Parto del supuesto de que el lector que tiene el hábito de leer este blog puede haberse preguntado por qué hablar de la esperanza cuando la temática que lo caracteriza podría ser calificada como política, en su sentido más amplio, se podría decir: aristotélico. Habiéndome planteado este supuesto me veo en la obligación de decir algo al respecto.
Comienzo diciendo que la actitud objetivista
del hombre moderno (siglos XVI al XX) coloca fuera de sí todos aquellos sucesos
sociales, económicos, políticos, culturales, para los cuales puede apelar a las
ciencias correspondientes que le ofrecerán algunas explicaciones de los mecanismos que rigen sus comportamientos. Guarda para una ciencia específica, la
psicología profunda, los acontecimientos que se dan en el ámbito de la
conciencia personal, y allí podrá encontrar algunas pautas que le permitan
comprender de qué se trata. Esta división binaria entre el adentro humano y el afuera
social, resultado del objetivismo mencionado, restringe la investigación a
los hechos materiales (en su sentido
más amplio, no meramente empirista o positivistas), demostrables y
verificables.
Esta división (y oposición) entre un escenario
de la historia y un individuo espectador, mero observante, ha convertido a éste
en un ser pasivo que contempla desde su butaca virtual los acontecimientos y
toma nota de sus resultados. Gottfried Wilhelm Leibniz[1]
(1646-1716) ha denominado esta actitud como la de la razón perezosa:
«En
todo tiempo se han dejado llevar los hombres de un sofisma, que los antiguos
llamaban la razón perezosa, porque lleva a no hacer nada, o por lo menos a no
cuidarse de nada, y a seguir sólo la inclinación a los placeres del presente.
Porque -se decía- si el porvenir es necesario,
lo que debe suceder, sucederá, hágase lo que se quiera.

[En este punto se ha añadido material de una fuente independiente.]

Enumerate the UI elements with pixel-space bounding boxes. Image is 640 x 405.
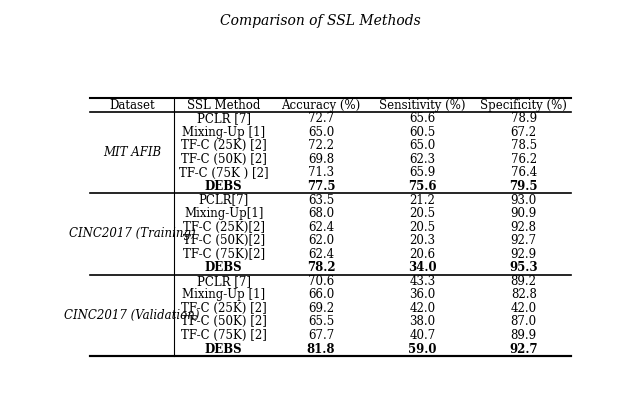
Text: 40.7: 40.7	[409, 329, 435, 342]
Text: TF-C (75K)[2]: TF-C (75K)[2]	[182, 248, 265, 261]
Text: 62.4: 62.4	[308, 221, 334, 234]
Text: Mixing-Up [1]: Mixing-Up [1]	[182, 288, 265, 301]
Text: 75.6: 75.6	[408, 180, 436, 193]
Text: 79.5: 79.5	[509, 180, 538, 193]
Text: 70.6: 70.6	[308, 275, 334, 288]
Text: 38.0: 38.0	[410, 315, 435, 328]
Text: TF-C (25K) [2]: TF-C (25K) [2]	[181, 302, 267, 315]
Text: CINC2017 (Validation): CINC2017 (Validation)	[64, 309, 200, 322]
Text: 65.6: 65.6	[409, 112, 435, 125]
Text: 67.2: 67.2	[511, 126, 537, 139]
Text: 92.7: 92.7	[509, 343, 538, 356]
Text: 71.3: 71.3	[308, 166, 334, 179]
Text: 89.2: 89.2	[511, 275, 537, 288]
Text: 68.0: 68.0	[308, 207, 334, 220]
Text: 69.2: 69.2	[308, 302, 334, 315]
Text: 72.7: 72.7	[308, 112, 334, 125]
Text: 20.5: 20.5	[410, 207, 435, 220]
Text: PCLR [7]: PCLR [7]	[196, 112, 251, 125]
Text: 77.5: 77.5	[307, 180, 335, 193]
Text: 87.0: 87.0	[511, 315, 537, 328]
Text: Sensitivity (%): Sensitivity (%)	[379, 99, 466, 112]
Text: 36.0: 36.0	[409, 288, 435, 301]
Text: 62.3: 62.3	[410, 153, 435, 166]
Text: 63.5: 63.5	[308, 194, 334, 207]
Text: 34.0: 34.0	[408, 261, 436, 274]
Text: Comparison of SSL Methods: Comparison of SSL Methods	[220, 14, 420, 28]
Text: 82.8: 82.8	[511, 288, 537, 301]
Text: TF-C (25K)[2]: TF-C (25K)[2]	[182, 221, 265, 234]
Text: TF-C (25K) [2]: TF-C (25K) [2]	[181, 139, 267, 152]
Text: 67.7: 67.7	[308, 329, 334, 342]
Text: Mixing-Up [1]: Mixing-Up [1]	[182, 126, 265, 139]
Text: 69.8: 69.8	[308, 153, 334, 166]
Text: CINC2017 (Training): CINC2017 (Training)	[68, 227, 195, 241]
Text: Mixing-Up[1]: Mixing-Up[1]	[184, 207, 264, 220]
Text: 78.9: 78.9	[511, 112, 537, 125]
Text: 65.0: 65.0	[409, 139, 435, 152]
Text: TF-C (75K) [2]: TF-C (75K) [2]	[180, 329, 267, 342]
Text: 76.2: 76.2	[511, 153, 537, 166]
Text: PCLR[7]: PCLR[7]	[198, 194, 249, 207]
Text: 42.0: 42.0	[410, 302, 435, 315]
Text: 93.0: 93.0	[511, 194, 537, 207]
Text: 92.8: 92.8	[511, 221, 537, 234]
Text: 20.3: 20.3	[410, 234, 435, 247]
Text: 95.3: 95.3	[509, 261, 538, 274]
Text: 65.9: 65.9	[409, 166, 435, 179]
Text: 62.4: 62.4	[308, 248, 334, 261]
Text: 78.5: 78.5	[511, 139, 537, 152]
Text: 81.8: 81.8	[307, 343, 335, 356]
Text: 65.0: 65.0	[308, 126, 334, 139]
Text: TF-C (50K)[2]: TF-C (50K)[2]	[182, 234, 265, 247]
Text: SSL Method: SSL Method	[187, 99, 260, 112]
Text: TF-C (75K ) [2]: TF-C (75K ) [2]	[179, 166, 269, 179]
Text: 62.0: 62.0	[308, 234, 334, 247]
Text: 76.4: 76.4	[511, 166, 537, 179]
Text: 21.2: 21.2	[410, 194, 435, 207]
Text: 92.7: 92.7	[511, 234, 537, 247]
Text: 65.5: 65.5	[308, 315, 334, 328]
Text: 72.2: 72.2	[308, 139, 334, 152]
Text: PCLR [7]: PCLR [7]	[196, 275, 251, 288]
Text: TF-C (50K) [2]: TF-C (50K) [2]	[180, 153, 267, 166]
Text: Specificity (%): Specificity (%)	[480, 99, 567, 112]
Text: 43.3: 43.3	[409, 275, 435, 288]
Text: Dataset: Dataset	[109, 99, 155, 112]
Text: TF-C (50K) [2]: TF-C (50K) [2]	[180, 315, 267, 328]
Text: 20.5: 20.5	[410, 221, 435, 234]
Text: 92.9: 92.9	[511, 248, 537, 261]
Text: 59.0: 59.0	[408, 343, 436, 356]
Text: 89.9: 89.9	[511, 329, 537, 342]
Text: MIT AFIB: MIT AFIB	[103, 146, 161, 159]
Text: 42.0: 42.0	[511, 302, 537, 315]
Text: 78.2: 78.2	[307, 261, 335, 274]
Text: DEBS: DEBS	[205, 180, 243, 193]
Text: 60.5: 60.5	[409, 126, 435, 139]
Text: DEBS: DEBS	[205, 343, 243, 356]
Text: 20.6: 20.6	[410, 248, 435, 261]
Text: DEBS: DEBS	[205, 261, 243, 274]
Text: Accuracy (%): Accuracy (%)	[282, 99, 361, 112]
Text: 66.0: 66.0	[308, 288, 334, 301]
Text: 90.9: 90.9	[511, 207, 537, 220]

Ahora bien; el porvenir
-se añadía- es necesario, ya porque la divinidad lo prevé todo, y hasta lo
preestablece de antemano al regir todas las cosas del universo».
El hombre del siglo XX, y hasta nuestros días,
no está muy lejos de esta actitud. Más de tres décadas de globalización, justificada ideológicamente por la filosofía neoliberal, ha caído en la
misma trampa que denuncia el filósofo alemán: el curso de los acontecimientos
sociales, de cualquier tipo que sean estos, están sometidos a dos reglas inviolables: las que determinan las
leyes de las ciencias sociales, semejantes a las leyes naturales, o las que
rigen el mundo global, las reglas de los poderosos. En ambos casos la posibilidad de incidir en
la toma de decisiones es nula. Entonces no sirve el preocuparse por el sentido,
el rumbo, las consecuencias de todo ello, pertenece a un ámbito pseudo-divino
habitado por dioses (terrenos o celestiales, lo mismo da). Aunque el supuesto
pragmatismo (o realismo, o practicidad) de este hombre de hoy no lo lleve a
preguntarse por nada de ello, sabe que es un terreno ajeno a sus posibilidades
y, por lo tanto a su voluntad.
Me parece que queda más claro ahora, el porqué
de la probable extrañeza de ese lector, al que le debo estas explicaciones. Recurro
a las célebres Tesis sobre Feuerbach de
Carlos Marx cuya número 11 afirmaba: «Los filósofos no han hecho más que
interpretar de diversos modos el mundo, pero de lo que se trata es de
transformarlo». La última palabra es la clave de su tesis: hay que cambiar el
mundo, por una razón ampliamente compartida pero no asumida en todas sus
consecuencias. Sin temor a equivocarse mucho se puede decir que un amplísimo
sector de la población del planeta compartiría la afirmación de que este mundo
es injusto. Esta injusticia, sin embargo, se acepta como un cataclismo
meteorológico. Marx sostenía, hace un siglo y medio, que es una obligación de
todo aquel que comparte ese diagnóstico el proponerse modificarlo en la medida
en que esté a su alcance. Porque como dice el viejo aforismo chino: «Muchos
pequeños hombres, haciendo muchas pequeñas cosas, en muchos pequeños lugares,
cambiaron el mundo».
[1] Fue un filósofo, lógico, matemático, jurista, bibliotecario y político
alemán. Fue uno de los grandes pensadores de los siglos XVII y XVIII, y se le
reconoce como "El último genio universal".